BlackRuby-2 Ransomware

BlackRuby-2 Ransomware is a new variant of the BlackRuby ransomware that was uncovered earlier this year. Both versions were created to encrypt files and demand a ransom from the victims. The original version demanded a set price of $650, but the current version does not reveal a specific price via the ransom note that is created after the encryption of files. Most likely, the price is revealed to every victim individually as they contact the creator of the infection using a specified email address. To some, the sum of the ransom might appear to be small enough to pay, but there is one thing that everyone needs to think about: Cyber criminals cannot be trusted. Even if they promise to provide you with decryption software and a private key, most likely, all promises are empty, and you will not gain anything from paying the ransom. This is the main reason you should remove BlackRuby-2 Ransomware from your operating system without even contacting cyber criminals first. Of course, you can do whatever you want, but make sure you act carefully so as not to create even more problems for yourself.

It was discovered that BlackRuby-2 Ransomware does not attack operating systems that are located in Afghanistan, Armenia, Azerbaijan, Iran, Iraq, Pakistan, Turkey, or Turkmenistan. Although the threat might invade the computer, it will not encrypt anything if the IP address comes from any of these regions, and that implies that the creator of the ransomware might be located in one of the countries or that they have more specific targets. Unsecure RDP connections are most likely to be exploited by the malicious BlackRuby-2 Ransomware, but other security backdoors could be used to invade operating systems too. In any case, the threat should slither in silently, and it should initiate malicious processes without alerting the owner of the infected system. That is the only way for the ransomware to encrypt files and make a request for a ransom successfully. Once files are encrypted, they can be identified easily by looking for the “Encrypted_RandomString%.BlackRuby2” extension attached to the original names. The files with these extensions are corrupted, and, unfortunately, you cannot decrypt them by removing the extension. You cannot free them by deleting the ransomware either.

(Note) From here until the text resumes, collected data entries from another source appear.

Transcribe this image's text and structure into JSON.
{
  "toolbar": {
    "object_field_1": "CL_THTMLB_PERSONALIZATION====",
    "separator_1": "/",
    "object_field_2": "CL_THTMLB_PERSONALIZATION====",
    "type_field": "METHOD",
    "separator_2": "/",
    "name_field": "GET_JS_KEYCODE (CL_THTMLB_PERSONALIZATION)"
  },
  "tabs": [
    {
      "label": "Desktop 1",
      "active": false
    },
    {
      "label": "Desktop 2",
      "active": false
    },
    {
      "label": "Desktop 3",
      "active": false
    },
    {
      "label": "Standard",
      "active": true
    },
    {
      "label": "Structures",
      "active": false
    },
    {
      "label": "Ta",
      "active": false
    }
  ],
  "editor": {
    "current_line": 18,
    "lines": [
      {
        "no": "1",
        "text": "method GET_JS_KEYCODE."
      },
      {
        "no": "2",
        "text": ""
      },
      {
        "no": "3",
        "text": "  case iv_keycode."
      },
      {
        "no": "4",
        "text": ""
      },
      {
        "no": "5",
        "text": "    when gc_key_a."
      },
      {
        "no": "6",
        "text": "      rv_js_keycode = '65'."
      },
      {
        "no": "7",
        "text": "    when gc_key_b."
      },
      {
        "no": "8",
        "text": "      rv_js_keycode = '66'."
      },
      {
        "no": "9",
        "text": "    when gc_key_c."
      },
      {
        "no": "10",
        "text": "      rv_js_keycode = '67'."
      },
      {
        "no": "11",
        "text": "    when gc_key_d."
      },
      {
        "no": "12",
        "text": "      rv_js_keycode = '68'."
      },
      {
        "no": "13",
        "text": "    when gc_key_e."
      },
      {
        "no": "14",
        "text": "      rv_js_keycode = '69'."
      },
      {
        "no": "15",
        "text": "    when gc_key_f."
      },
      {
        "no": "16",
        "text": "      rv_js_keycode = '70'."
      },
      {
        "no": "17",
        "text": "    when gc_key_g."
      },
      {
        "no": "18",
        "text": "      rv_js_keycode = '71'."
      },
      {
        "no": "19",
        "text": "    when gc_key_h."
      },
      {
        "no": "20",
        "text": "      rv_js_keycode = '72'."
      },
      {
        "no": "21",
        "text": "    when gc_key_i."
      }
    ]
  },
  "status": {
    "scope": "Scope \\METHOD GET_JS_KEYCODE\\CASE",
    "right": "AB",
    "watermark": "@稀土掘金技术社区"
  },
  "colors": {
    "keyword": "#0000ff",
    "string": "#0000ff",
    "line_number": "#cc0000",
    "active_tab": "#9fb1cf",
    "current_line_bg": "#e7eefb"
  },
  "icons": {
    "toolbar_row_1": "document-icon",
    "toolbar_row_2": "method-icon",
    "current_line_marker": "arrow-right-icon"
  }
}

BlackRuby-2 Ransomware uses a file named “HOW-TO-DECRYPT-files.txt” to inform its victims that their files were corrupted and that they need to perform several steps to obtain a program called “Black Ruby Decryptor” along with a private key that enables decryption. The ransom note is very long, and the information is meant to push the victim into thinking that there is nothing for them to do but pay the ransom. According to the “[HOW TO DECRYPT FILES]” section, the victim must send an ID along with two encrypted files to BlackRuby@Tutanota.com or via TheBlackRuby@Torbox3uiot6wchz.onion on the Tor Browser. After that, they should be sent payment-related information so that they could transfer the ransom. After this, Black Ruby Decryptor should become available, but, as we discussed already, it is risky to rely the promises made by cyber criminals. Even communicating with cyber criminals via email could be dangerous because they could send malicious files, as well as disclose the recorded email address to other malicious parties.

The removal of BlackRuby-2 Ransomware is important, and the sooner you get rid of this malicious threat, the better. It is easiest to install a legitimate anti-malware program to have the threat erased automatically. Of course, this program serves a more important purpose as well, which is to keep the operating system protected in the future. Besides setting up a trustworthy security system, you also need to be more careful yourself. Do not leave remote connection portals open for exploitation, and do not forget to back up your personal files. Unfortunately, if you find out that you need to delete BlackRuby-2 Ransomware from your PC, the chances are that you also need to delete a Monero miner called “XMRig,” which is silently downloaded by the ransomware. This threat can use up your system’s resources, which could make it run insufferably slowly. If you employ anti-malware software, this unwanted piece will be eliminated automatically as well; however, if you choose to clean the system manually, do not forget the miner!

BlackRuby-2 Ransomware Removal

1. Launch Windows Explorer by tapping keys Win+R.
2. Move to %WINDIR%\SysWOW64\ (or %WINDIR%\System32\).
3. Delete the folder named BlackRuby.
4. Delete all copies of the file named HOW-TO-DECRYPT-files.txt.
5. Install a trusted malware scanner.
6. Perform a full system scan and if any threats remain active, delete them ASAP.